Many papers, especially weeklies such as Isthmus, draw upon a large group of freelancers to produce regular articles. While it’s convenient for a paper to have a group of regular contributors whose work it can depend on, if the regular contributors demanded higher pay, the paper could probably function for a period of time with outside contributors, even if that meant a little extra work for editors or even lower quality. The damage would probably not equal that incurred by a factory if a large number of its workers walked out on the job.

As a result, the freelancers union advocates for its members differently than traditional unions. Whereas the chief goal for most unions is to bring collective bargaining to a workplace, the NWU is more of an advocacy organization that aids individual writers in understanding contracts, filing grievances against papers over backpay and providing health care options for freelancers.

Ron Paul’s big government position on right-to-work

December 29, 2011

To libertarians like Ron Paul, respect for private property and legal contracts is the only governance a society needs. For instance:

Should businesses be allowed to discriminate against customers based on race?

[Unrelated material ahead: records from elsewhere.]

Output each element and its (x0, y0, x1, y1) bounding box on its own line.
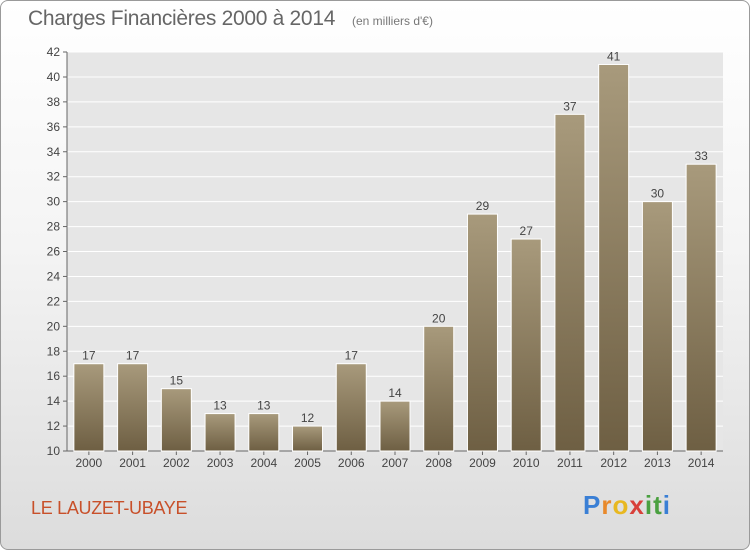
y-tick-label: 36 (47, 120, 61, 134)
data-label-2000: 17 (82, 349, 96, 363)
bar-2001 (117, 363, 149, 452)
logo-letter: r (601, 490, 613, 520)
data-label-2010: 27 (520, 224, 534, 238)
y-tick-label: 34 (47, 145, 61, 159)
y-tick-label: 16 (47, 369, 61, 383)
data-label-2014: 33 (694, 149, 708, 163)
x-tick-label: 2011 (557, 456, 583, 470)
bar-2011 (554, 113, 586, 452)
data-label-2001: 17 (126, 349, 140, 363)
y-tick-label: 30 (47, 195, 61, 209)
y-tick-label: 32 (47, 170, 61, 184)
x-tick-label: 2014 (688, 456, 715, 470)
x-tick-label: 2000 (76, 456, 103, 470)
data-label-2002: 15 (170, 374, 184, 388)
y-tick-label: 40 (47, 70, 61, 84)
y-tick-label: 18 (47, 344, 61, 358)
bar-2012 (598, 63, 630, 452)
data-label-2013: 30 (651, 187, 665, 201)
data-label-2009: 29 (476, 199, 490, 213)
bar-2005 (292, 425, 324, 452)
y-tick-label: 12 (47, 419, 61, 433)
bar-2013 (641, 201, 673, 452)
chart-title: Charges Financières 2000 à 2014 (28, 7, 336, 30)
y-tick-label: 22 (47, 294, 61, 308)
x-tick-label: 2005 (294, 456, 321, 470)
logo-letter: i (662, 490, 671, 520)
bar-2009 (466, 213, 498, 452)
bars-layer: 17 17 15 13 13 12 17 14 20 29 27 37 41 30 33 (73, 49, 717, 452)
x-tick-label: 2004 (250, 456, 277, 470)
y-tick-label: 10 (47, 444, 61, 458)
bar-2006 (335, 363, 367, 452)
bar-2007 (379, 400, 411, 452)
y-tick-label: 14 (47, 394, 61, 408)
x-tick-label: 2007 (382, 456, 409, 470)
data-label-2008: 20 (432, 311, 446, 325)
y-tick-label: 38 (47, 95, 61, 109)
x-tick-label: 2009 (469, 456, 496, 470)
x-tick-label: 2001 (119, 456, 146, 470)
y-tick-label: 28 (47, 220, 61, 234)
data-label-2005: 12 (301, 411, 315, 425)
x-tick-label: 2003 (207, 456, 234, 470)
y-tick-label: 20 (47, 319, 61, 333)
x-tick-label: 2012 (600, 456, 627, 470)
x-tick-label: 2002 (163, 456, 190, 470)
x-tick-label: 2008 (425, 456, 452, 470)
proxiti-logo: Proxiti (583, 490, 671, 521)
bar-2004 (248, 413, 280, 452)
chart-subtitle: (en milliers d'€) (352, 14, 433, 28)
bar-2010 (510, 238, 542, 452)
data-label-2007: 14 (388, 386, 402, 400)
x-tick-label: 2010 (513, 456, 540, 470)
x-tick-label: 2013 (644, 456, 671, 470)
bar-2008 (423, 325, 455, 452)
data-label-2003: 13 (213, 399, 227, 413)
y-tick-label: 24 (47, 269, 61, 283)
logo-letter: t (653, 490, 663, 520)
x-tick-label: 2006 (338, 456, 365, 470)
data-label-2012: 41 (607, 49, 621, 63)
data-label-2011: 37 (563, 99, 577, 113)
bar-2000 (73, 363, 105, 452)
logo-letter: i (644, 490, 654, 520)
logo-letter: P (583, 490, 602, 520)
y-tick-label: 42 (47, 45, 61, 59)
y-tick-label: 26 (47, 245, 61, 259)
location-label: LE LAUZET-UBAYE (31, 498, 188, 518)
data-label-2004: 13 (257, 399, 271, 413)
bar-2003 (204, 413, 236, 452)
logo-letter: o (612, 490, 630, 520)
bar-2014 (685, 163, 717, 452)
bar-2002 (160, 388, 192, 452)
data-label-2006: 17 (345, 349, 359, 363)
logo-letter: x (629, 490, 645, 520)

Of course. The owner is within his rights as a property owner to only admit his racial brethren, and for the government to require him to do otherwise is a violation of the holiest of a civilized society’s principles. Paul explains in his 2004 speech on the House floor decrying the Civil Rights Act of 1964:

The Civil Rights Act of 1964 gave the federal government unprecedented power over the hiring, employee relations, and customer service practices of every business in the country. The result was a massive violation of the rights of private property and contract, which are the bedrocks of free society.

Given that reasoning, shouldn’t we assume that Paul would also support the rights of businesses to enter into contracts with unions that require workers to pay union dues? From his website:

While Ron Paul supports the right of every American to join a private sector union if they wish, he believes, like most Americans, that forcing workers to pay union dues just to get or keep a job is wrong.

Unfortunately, over 75 years ago, the right to decide freely whether or not to join a labor union was taken away from American workers by Congress.

 Ron Paul’s exceptional record on Right to Work issues earned him the prestigious Everett Dirksen Award from the National Right to Work Committee.

At the very least, Paul’s position on right-to-work is anti-libertarian because it advocates the government outlaw a type of contract between individuals. To outlaw businesses from entering into certain contracts with unions is no different than outlawing sex contracts between a prostitute and a client or outlawing the sale of drugs, both positions that Paul vehemently opposes.

Free speech victory in the Badger State

July 16, 2009

We used to be called “Squeaky Clean Wisconsin.” A 1970 review of the Wisconsin legislature called Wisconsin one of the most transparent and modernized state governments in America. So it was encouraging to see that the tradition will continue with the latest Supreme Court ruling.

Although you may soon no longer be able to text message while you drive, you will be able to have access to the names of state employees, whether or not they are members of unions. In a 6-1 decision, the state supreme court ruled in favor of a newspaper attempting to get the records and names of certain state employees.

However, the Court did not assert that the Doyle administration’s attempt to hide the names of state workers was unconstitutional, as many open government advocates would like to believe. It simply said that because the Open Records Act had not been amended to create an exemption for state workers, they were still subject to the law.

The issue at the origin of the case was, like many in Wisconsin, drunk driving. The Journal-Sentinel had requested a list of employees who are no longer allowed to drive state vehicles. The idea, I assume, was to see if the state’s “prohibited list” matched up with drunk driving records. In a separate request, the Lakeland Times asked to see the salaries of employees in the Dept. of Natural Resources.

It touched a soft spot when George Stanley, managing editor of the Journal-Sentinel, cited the taxpayer’s right to know how much corrections officers are making in overtime pay. True muckraking about the prison system in this state would be humiliating for legislators, unions and prison contractors. As well as for the last three governors of the state.